Нельзя же было взять да и бросить таких людей, как Джейк, страдать и умирать в одиночку. Самое малое, что он мог сделать, это остаться и составить им компанию на пути в рай или ад.

И вдруг лучник увидел, что переход в иной мир может наступить быстрее, чем ожидалось, ибо в конце улицы собирались воины с мечами, топорами и щитами. Их появление могло означать только одно.

— Они пришли за Граалем, — сказал он.

— Иисус Христос, отдай ты им этот Грааль, — с готовностью предложил сэр Гийом. — Отдай им все, до осколочка.

— Ты думаешь, они на этом успокоятся?

— Нет, — согласился сэр Гийом.

Томас наклонился через парапет.

— Лучники! — крикнул он и побежал, чтобы натянуть кольчугу, пристегнуть меч, забрать лук и мешок со стрелами.

Ибо осада еще не закончилась.

* * *

По улице шли на приступ тридцать три рыцаря и ратника. Дюжина шедших впереди, среди которых находился и Ги Вексий, несли павезы, предназначенные для прикрытия арбалетчиков, но стрелков осталось всего шестеро. Ги приказал им держаться позади, отстав на десять шагов, а их огромные, выше человеческого роста, щиты стали прикрытием для ратников.

Воины двигались медленно, тесно сомкнув ряды и задевая нижними краями павез о мостовую, лишь бы не пропустить под щитом стрелу, если будут стрелять по ногам. Никто, однако, так и не стрелял. Вексий решил, что либо Томас потерял всех своих лучников, либо, что гораздо вероятнее, ждет момента, когда павезы будут опущены.

Они пробирались через город умирающих и мертвых, город, провонявший гарью и нечистотами. На пути попался труп, завернутый в простыню; мертвеца спихнули с дороги, чтобы не мешал движению. Бойцы из второй шеренги держали щиты над головами, чтобы защититься от обстрела с высоты башни, но стрелы оттуда не летели. Ги даже подумал, уж не умерли ли все в замке, вообразил себе, как пройдет по пустым казематам, подобно рыцарю былых времен, до конца прошедшему уготованный ему судьбой путь, и вздрогнул от восторга, представив себе, что сейчас обретет желанную святыню. Потом отряд пересек открытое пространство перед замком, и когда воины перебирались через гору обломков, оставленных «Адской Поплевухой», Ги напомнил им, чтобы они держали тесный строй и шли с сомкнутыми павезами, так чтобы края щитов перекрывались.

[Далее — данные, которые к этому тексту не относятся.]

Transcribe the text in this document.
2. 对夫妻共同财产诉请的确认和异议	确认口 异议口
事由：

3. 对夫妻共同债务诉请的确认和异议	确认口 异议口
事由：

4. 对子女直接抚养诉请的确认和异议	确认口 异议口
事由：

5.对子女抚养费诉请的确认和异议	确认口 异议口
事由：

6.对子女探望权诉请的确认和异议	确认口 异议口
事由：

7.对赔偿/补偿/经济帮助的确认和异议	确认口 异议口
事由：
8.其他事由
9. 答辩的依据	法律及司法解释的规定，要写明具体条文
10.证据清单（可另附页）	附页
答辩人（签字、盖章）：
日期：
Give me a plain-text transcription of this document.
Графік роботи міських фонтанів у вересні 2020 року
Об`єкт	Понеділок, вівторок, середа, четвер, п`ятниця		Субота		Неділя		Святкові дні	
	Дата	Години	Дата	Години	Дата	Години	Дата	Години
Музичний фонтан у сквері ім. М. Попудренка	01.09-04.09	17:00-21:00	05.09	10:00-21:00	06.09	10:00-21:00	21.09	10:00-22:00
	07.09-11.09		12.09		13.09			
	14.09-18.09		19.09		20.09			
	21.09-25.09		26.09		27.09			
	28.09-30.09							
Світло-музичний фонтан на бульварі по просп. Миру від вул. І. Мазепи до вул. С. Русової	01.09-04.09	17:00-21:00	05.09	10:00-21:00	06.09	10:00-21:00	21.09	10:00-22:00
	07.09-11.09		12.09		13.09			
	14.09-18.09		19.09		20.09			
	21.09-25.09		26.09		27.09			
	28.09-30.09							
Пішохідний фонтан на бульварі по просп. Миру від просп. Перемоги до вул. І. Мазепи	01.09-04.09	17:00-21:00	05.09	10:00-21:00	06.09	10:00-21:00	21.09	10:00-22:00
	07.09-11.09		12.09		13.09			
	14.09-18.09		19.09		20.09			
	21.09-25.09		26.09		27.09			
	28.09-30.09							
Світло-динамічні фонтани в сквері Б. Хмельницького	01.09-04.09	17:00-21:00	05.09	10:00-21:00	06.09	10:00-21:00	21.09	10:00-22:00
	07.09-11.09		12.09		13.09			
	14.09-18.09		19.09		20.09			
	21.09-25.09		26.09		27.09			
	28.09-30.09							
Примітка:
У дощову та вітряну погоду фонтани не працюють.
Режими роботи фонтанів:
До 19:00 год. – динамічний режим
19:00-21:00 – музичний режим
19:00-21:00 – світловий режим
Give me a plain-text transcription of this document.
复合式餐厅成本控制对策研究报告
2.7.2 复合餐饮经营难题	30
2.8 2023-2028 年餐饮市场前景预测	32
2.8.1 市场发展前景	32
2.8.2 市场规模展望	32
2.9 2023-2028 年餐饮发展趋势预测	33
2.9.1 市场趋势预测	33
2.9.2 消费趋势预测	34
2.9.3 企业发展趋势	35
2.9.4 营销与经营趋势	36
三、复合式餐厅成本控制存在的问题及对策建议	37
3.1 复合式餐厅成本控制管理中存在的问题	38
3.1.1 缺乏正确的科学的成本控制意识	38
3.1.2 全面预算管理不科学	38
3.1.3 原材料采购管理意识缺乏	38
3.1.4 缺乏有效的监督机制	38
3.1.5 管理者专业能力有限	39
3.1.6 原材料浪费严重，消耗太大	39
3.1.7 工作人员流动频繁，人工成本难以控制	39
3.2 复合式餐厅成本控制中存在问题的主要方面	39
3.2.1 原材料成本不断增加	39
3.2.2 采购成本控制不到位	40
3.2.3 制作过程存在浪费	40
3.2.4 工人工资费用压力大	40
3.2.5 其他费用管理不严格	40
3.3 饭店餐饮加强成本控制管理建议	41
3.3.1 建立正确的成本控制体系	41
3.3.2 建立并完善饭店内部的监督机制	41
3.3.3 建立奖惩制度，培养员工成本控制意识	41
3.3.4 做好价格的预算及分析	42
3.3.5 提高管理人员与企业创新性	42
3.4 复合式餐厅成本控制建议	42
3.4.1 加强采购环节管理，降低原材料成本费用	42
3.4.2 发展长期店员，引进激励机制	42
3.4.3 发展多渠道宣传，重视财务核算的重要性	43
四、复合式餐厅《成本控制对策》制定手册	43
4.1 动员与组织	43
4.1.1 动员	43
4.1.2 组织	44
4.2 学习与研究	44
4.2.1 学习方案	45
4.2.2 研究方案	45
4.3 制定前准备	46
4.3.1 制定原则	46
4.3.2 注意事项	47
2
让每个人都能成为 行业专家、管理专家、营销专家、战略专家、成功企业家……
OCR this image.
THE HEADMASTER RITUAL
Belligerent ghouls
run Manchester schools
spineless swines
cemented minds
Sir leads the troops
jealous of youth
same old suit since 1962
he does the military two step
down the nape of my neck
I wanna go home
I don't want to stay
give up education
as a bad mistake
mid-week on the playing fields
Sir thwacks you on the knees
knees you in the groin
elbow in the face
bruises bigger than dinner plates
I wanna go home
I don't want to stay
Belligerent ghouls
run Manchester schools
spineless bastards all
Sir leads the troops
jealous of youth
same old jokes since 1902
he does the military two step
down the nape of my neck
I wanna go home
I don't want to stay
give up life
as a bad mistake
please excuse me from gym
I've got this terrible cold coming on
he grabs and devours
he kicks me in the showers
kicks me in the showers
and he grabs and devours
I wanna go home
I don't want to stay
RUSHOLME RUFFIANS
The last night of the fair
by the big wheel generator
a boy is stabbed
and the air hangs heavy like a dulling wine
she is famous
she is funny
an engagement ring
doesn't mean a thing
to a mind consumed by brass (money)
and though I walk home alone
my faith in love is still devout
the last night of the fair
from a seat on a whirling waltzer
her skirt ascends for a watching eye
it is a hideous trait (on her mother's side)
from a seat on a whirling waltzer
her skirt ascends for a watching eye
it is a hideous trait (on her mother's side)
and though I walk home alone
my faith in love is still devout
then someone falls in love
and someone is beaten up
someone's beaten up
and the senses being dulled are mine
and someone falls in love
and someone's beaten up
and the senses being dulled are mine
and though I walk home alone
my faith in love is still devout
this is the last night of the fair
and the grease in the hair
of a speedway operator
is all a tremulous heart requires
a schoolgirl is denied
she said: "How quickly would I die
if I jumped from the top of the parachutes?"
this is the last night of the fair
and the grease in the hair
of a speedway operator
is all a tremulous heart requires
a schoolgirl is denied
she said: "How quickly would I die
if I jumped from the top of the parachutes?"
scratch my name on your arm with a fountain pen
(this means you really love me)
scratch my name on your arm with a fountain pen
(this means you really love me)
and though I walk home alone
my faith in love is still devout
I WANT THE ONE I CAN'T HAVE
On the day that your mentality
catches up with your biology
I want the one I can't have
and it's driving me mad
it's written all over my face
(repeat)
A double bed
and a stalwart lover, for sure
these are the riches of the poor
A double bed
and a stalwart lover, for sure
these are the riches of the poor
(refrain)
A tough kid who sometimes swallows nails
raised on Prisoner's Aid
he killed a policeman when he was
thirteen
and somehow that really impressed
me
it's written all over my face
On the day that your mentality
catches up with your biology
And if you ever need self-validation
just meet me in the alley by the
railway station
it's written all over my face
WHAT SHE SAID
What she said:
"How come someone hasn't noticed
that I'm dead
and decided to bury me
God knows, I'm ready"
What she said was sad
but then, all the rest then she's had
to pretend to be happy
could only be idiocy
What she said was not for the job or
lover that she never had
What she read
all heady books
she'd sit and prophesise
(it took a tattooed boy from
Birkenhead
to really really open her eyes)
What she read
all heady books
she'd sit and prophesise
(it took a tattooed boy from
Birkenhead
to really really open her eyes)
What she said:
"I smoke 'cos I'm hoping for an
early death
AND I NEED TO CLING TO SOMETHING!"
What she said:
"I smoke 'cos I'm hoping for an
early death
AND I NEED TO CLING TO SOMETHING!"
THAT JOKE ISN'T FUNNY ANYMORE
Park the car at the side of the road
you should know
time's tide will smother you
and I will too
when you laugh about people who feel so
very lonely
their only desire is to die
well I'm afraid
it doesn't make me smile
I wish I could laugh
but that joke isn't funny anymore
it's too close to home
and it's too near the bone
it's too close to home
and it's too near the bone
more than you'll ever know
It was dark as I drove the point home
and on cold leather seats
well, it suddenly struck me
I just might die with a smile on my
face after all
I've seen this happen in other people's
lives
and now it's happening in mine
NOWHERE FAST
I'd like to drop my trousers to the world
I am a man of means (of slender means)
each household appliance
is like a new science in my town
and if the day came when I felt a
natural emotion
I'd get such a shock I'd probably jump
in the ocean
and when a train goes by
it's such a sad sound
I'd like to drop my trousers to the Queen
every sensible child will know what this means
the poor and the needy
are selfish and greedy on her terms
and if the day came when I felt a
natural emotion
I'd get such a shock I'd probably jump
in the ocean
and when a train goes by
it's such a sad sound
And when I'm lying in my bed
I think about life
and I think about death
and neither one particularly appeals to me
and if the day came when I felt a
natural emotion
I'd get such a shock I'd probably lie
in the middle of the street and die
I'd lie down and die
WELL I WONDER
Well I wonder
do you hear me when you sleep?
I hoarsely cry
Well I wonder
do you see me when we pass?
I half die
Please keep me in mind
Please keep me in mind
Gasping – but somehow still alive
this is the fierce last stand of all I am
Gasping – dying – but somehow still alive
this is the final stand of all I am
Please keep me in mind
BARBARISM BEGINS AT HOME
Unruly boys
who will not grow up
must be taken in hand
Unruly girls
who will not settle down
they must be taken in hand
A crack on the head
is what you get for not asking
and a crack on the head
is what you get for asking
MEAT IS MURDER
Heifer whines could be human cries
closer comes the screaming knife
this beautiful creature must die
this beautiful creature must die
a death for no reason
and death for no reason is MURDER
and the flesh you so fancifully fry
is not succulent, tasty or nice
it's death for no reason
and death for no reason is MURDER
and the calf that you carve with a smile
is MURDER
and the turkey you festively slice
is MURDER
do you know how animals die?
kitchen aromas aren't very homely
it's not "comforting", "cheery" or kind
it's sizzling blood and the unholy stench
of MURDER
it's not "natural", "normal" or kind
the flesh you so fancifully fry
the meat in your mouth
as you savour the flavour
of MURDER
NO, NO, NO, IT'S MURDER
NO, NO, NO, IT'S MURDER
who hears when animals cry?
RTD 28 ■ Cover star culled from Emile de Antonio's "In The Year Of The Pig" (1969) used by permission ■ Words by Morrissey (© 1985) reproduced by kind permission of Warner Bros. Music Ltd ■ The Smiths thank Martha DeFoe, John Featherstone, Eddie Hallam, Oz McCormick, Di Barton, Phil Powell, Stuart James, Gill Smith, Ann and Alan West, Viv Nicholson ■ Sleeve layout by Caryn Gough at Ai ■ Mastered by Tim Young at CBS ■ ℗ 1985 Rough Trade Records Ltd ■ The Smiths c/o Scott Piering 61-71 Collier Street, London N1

— Христос наш соратник! — заявил он воинам. — С Ним мы непобедимы.

Единственными звуками были плач женщин и детей в городе, скрежет волочившихся по камню щитов да лязг стальных доспехов. Сдвинув одну из тяжелых павез в сторону, Ги Вексий увидел перегородившую двор баррикаду и стоящих на ступенях у входа в башню лучников. Один из них поднял лук, и Ги поспешно нырнул назад, замкнув открывшуюся брешь в стене щитов. И вовремя: стрела ударила в щит с такой силой, что едва не свалила щитоносца с ног. Вексий был поражен этим, а еще больше он поразился, когда поднял глаза и увидел, что остроконечная стрела на ширину ладони пробила павезу, имевшую, по сравнению с обычным щитом, вдвое большую толщину. Новые и новые стрелы градом забарабанили по щитам. Тяжелые павезы сотрясались от ударов, кто-то выругался, когда наконечник, пронзив древесину, задел его щеку. Однако убитых не было, и Ги Вексий старался приободрить своих людей.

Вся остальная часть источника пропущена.